Thoughtfully addressing the phenomenon of holojok — a neologism formed by combining the Korean words holo (alone) and jok (group) to define the growing number of people who prefer to be left alone in one-person households, accounting for one-third of total homes in Seoul — Aloners is the outstanding debut feature from Hong Sung-eun.
Drawing with meticulous precision the various shades of solitude that colour the lives of the film’s protagonists, Hong renders an intimate portrait of intergenerational relationships and asocial behaviours merged with the fear of being alone and feeling alienated in the workplace.

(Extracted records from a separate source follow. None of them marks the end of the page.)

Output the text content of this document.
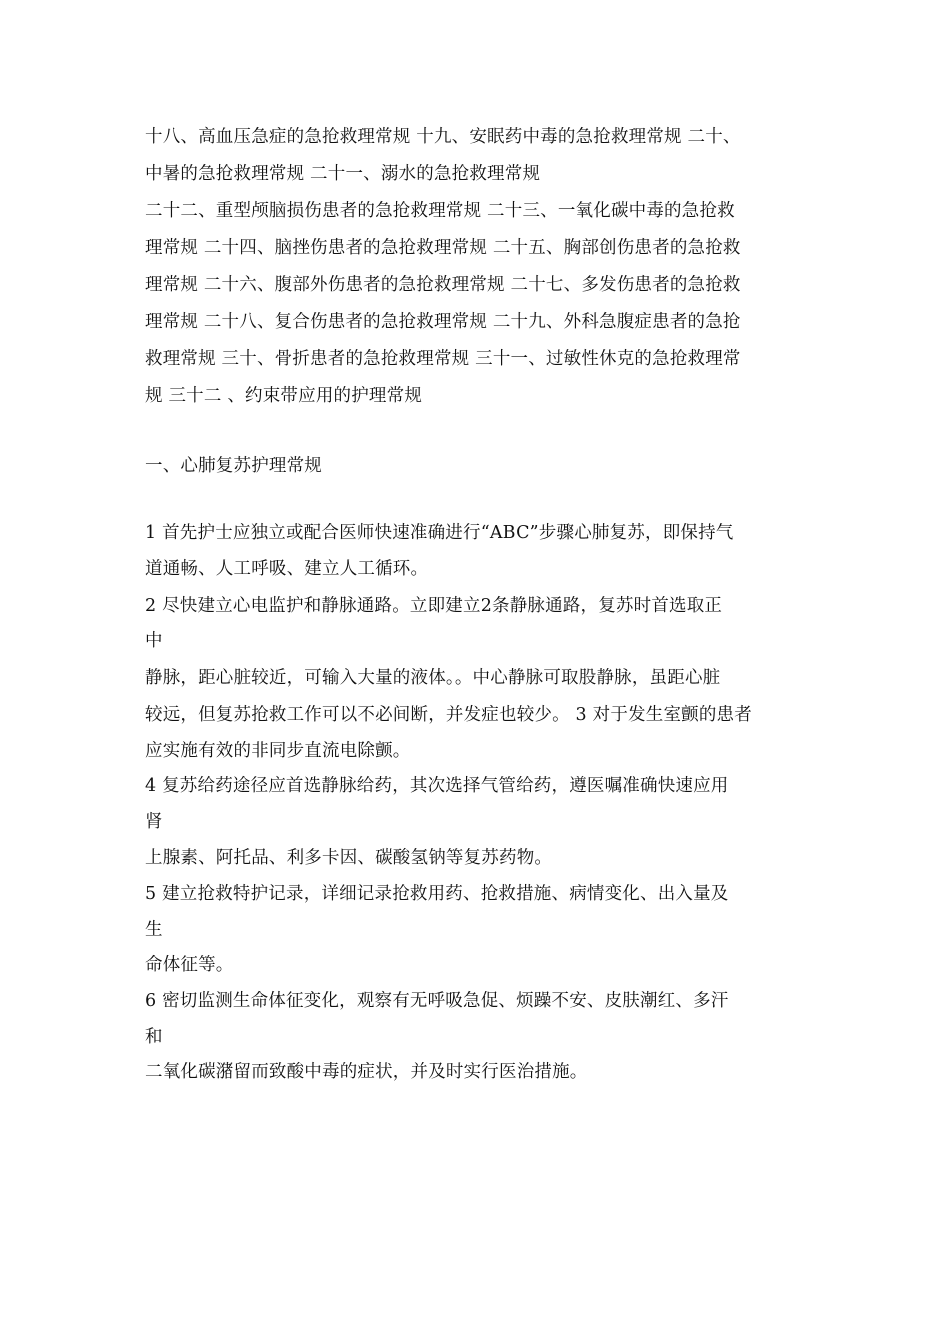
十八、高血压急症的急抢救理常规 十九、安眠药中毒的急抢救理常规 二十、
中暑的急抢救理常规 二十一、溺水的急抢救理常规
二十二、重型颅脑损伤患者的急抢救理常规 二十三、一氧化碳中毒的急抢救
理常规 二十四、脑挫伤患者的急抢救理常规 二十五、胸部创伤患者的急抢救
理常规 二十六、腹部外伤患者的急抢救理常规 二十七、多发伤患者的急抢救
理常规 二十八、复合伤患者的急抢救理常规 二十九、外科急腹症患者的急抢
救理常规 三十、骨折患者的急抢救理常规 三十一、过敏性休克的急抢救理常
规 三十二 、约束带应用的护理常规
一、心肺复苏护理常规
1 首先护士应独立或配合医师快速准确进行“ABC”步骤心肺复苏，即保持气
道通畅、人工呼吸、建立人工循环。
2 尽快建立心电监护和静脉通路。立即建立2条静脉通路，复苏时首选取正
中
静脉，距心脏较近，可输入大量的液体。。中心静脉可取股静脉，虽距心脏
较远，但复苏抢救工作可以不必间断，并发症也较少。 3 对于发生室颤的患者
应实施有效的非同步直流电除颤。
4 复苏给药途径应首选静脉给药，其次选择气管给药，遵医嘱准确快速应用
肾
上腺素、阿托品、利多卡因、碳酸氢钠等复苏药物。
5 建立抢救特护记录，详细记录抢救用药、抢救措施、病情变化、出入量及
生
命体征等。
6 密切监测生命体征变化，观察有无呼吸急促、烦躁不安、皮肤潮红、多汗
和
二氧化碳潴留而致酸中毒的症状，并及时实行医治措施。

Jina (Gong Seung-yeon) lives in a small unit of an anonymous apartment building. In her twenties, she is the top employee at a credit-card call centre. When she leaves home to go to work, she puts her headphones on and never takes her eyes off her phone. Even the annoying neighbour, who is constantly trying to make contact with her while smoking in the hallway, cannot break through the invisible wall she has built around herself. Her father’s phone calls to hound her over her recently deceased mother’s inheritance often go unanswered. She is a loner, impenetrable, until one day when the loud thud of something very heavy falling next door — coupled with the disruptive arrival of a young new intern at work that Jina reluctantly has to train — upsets her solitary life, demanding closer encounters with people around her.
Driven by Gong’s outstanding performance in her first role in a feature-length film and by Hong’s smooth command in directing a script that does not include plot twists or apparent drama, Aloners bathes in the atmospheric mood it recreates around the central characters and resonates with audiences with its subtle, subversive power.